L’objectif d’une chimiothérapie chez un patient présentant une tumeur germinale non séminomateuse (TGNS) de stade I est la destruction des micrométastases potentiellement présentes au diagnostic, afin de limiter les risques
de récidive ultérieure. D’après l’expérience acquise des curages ganglionnaires
rétropéritonéaux de stadification ou des cohortes de surveillance après orchidectomie, 25 à 30 % des patients présentant un tableau clinique de TGNS de
stade I sont porteurs de micrométastases (1). Dans la mesure où il n’existe
aucun moyen actuel de détection de la maladie micrométastastatique, l’objectif médical doit être l’évaluation optimale du risque micrométastatique, afin
de limiter l’indication de la chimiothérapie aux patients à haut risque et de
ne pas surtraiter les patients à faible risque.
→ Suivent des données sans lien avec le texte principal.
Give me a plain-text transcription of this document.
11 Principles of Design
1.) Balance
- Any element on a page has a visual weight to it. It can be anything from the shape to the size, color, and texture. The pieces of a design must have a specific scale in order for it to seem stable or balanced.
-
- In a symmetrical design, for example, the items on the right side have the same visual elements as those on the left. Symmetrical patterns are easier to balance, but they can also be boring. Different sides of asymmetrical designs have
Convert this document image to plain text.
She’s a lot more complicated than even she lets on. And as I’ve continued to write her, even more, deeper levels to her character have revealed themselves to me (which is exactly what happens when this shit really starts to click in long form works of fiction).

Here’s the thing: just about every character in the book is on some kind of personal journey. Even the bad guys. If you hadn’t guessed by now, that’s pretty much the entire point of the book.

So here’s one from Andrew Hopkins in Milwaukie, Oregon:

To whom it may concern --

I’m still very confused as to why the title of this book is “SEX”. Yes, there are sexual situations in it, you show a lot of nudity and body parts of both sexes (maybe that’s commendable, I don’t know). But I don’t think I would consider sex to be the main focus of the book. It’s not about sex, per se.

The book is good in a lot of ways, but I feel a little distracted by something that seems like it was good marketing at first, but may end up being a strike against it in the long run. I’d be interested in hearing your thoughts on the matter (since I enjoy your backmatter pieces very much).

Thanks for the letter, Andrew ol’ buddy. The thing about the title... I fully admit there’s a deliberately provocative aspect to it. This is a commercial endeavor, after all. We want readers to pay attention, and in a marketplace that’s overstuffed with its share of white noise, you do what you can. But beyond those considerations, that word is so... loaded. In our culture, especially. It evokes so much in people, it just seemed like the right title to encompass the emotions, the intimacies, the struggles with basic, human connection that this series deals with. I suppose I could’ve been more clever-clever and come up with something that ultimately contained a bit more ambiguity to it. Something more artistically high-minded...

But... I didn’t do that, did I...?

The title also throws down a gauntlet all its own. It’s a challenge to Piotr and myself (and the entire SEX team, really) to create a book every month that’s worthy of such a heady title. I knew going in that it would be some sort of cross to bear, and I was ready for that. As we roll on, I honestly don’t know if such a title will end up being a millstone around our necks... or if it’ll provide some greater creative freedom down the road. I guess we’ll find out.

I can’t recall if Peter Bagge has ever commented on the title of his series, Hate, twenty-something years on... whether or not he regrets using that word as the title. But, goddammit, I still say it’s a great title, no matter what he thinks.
La présence d’emboles tumoraux
intravasculaires (veineux et / ou lymphatiques) et de carcinome embryonnaire
dans la tumeur primitive ont été les deux principaux paramètres histologiques
indépendants les plus fréquemment associés à un risque micrométastatique
élevé dans les analyses multifactorielles publiées (2). Toutes les études rapportées à ce jour dans la littérature ont donc analysé l’apport de la chimiothérapie chez des patients chez qui au moins l’un de ces deux paramètres
étaient présents sur les pièces d’orchidectomie (tableau I). L’hétérogénéité de
la sélection des patients doit cependant être soulignée, dans la mesure où le
risque micrométastatique lié à la présence d’emboles vasculaires ou de carcinome embryonnaire n’est pas identique à celui lié à la présence des deux facteurs associés. De plus, l’importance du contingent de carcinome embryonnaire n’a pas souvent été précisée. Ainsi, dans l’expérience de Moul et al., le
risque de dissémination métastatique microscopique ganglionnaire rétropéritonéale a été estimé entre 10 et 20 % pour un contingent de carcinome
embryonnaire non prédominant (représentant moins de 50 % de la tumeur
primitive) sans embole vasculaire associée, à 30 % en cas d’emboles vasculaires sans carcinome embryonnaire associé, à 60 % en cas de carcinome
embryonnaire exclusif sans embole vasculaire, et supérieur à 70 % en cas de
carcinome embryonnaire prédominant associé à des emboles vasculaires (12).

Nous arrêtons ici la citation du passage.